Good Steps Against Unpaid Internships
The New York Times—Editorial Board
The National Association of Colleges and Employers reported last year that nearly half of the internships taken by college students in the class of 2013 were unpaid. Many of these arrangements (often temporary, low-level jobs with dubious educational merit) may violate federal labor guidelines, which say that unpaid internships at for-profit companies must be “for the benefit of the intern” and that the employer may not derive an “immediate advantage from the activities of the intern.” Yet colleges, through their career sites, frequently end up promoting internships that disregard these guidelines.
Two prominent universities in New York recently announced that they were tightening their policies on unpaid internships. In February, New York University said it would explicitly instruct employers posting on its job site to follow the Labor Department’s guidelines and to indicate that they are in compliance. (The university also clarified that it weeds out obvious noncompliant postings.)
Columbia University already had a similar warning on its career site. Last month, it said it would stop giving out “registration credit” (R credit) to students in internships. Those credits did not count toward a degree, and mostly functioned as a fig leaf for employers, who could pretend that the credit somehow justified not paying for a student’s work.

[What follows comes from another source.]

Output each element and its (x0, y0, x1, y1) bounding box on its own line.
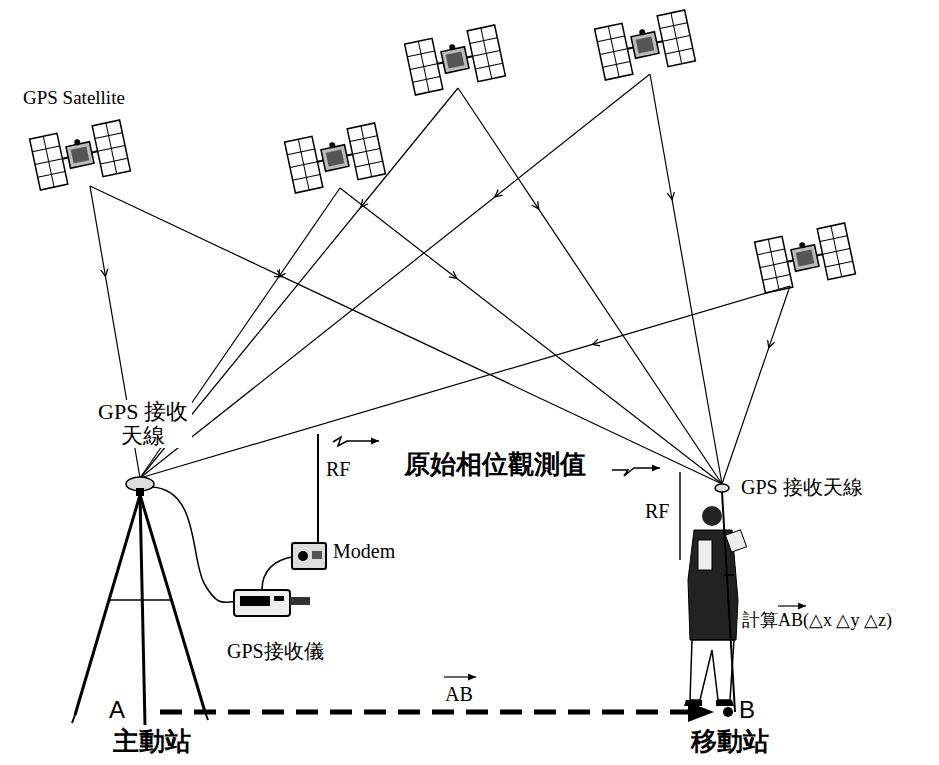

Columbia’s new policy brings it into line with other Ivy League colleges like Harvard, Yale and Dartmouth that do not give R credits, and ahead of many other universities. In the past few years, exploited interns have started suing their employers, and a high-profile case against Fox Searchlight Pictures was decided last year in the plaintiffs’ favor. But American universities have largely stayed quiet or even defended the practice. On this issue, Columbia and N.Y.U. are setting good examples.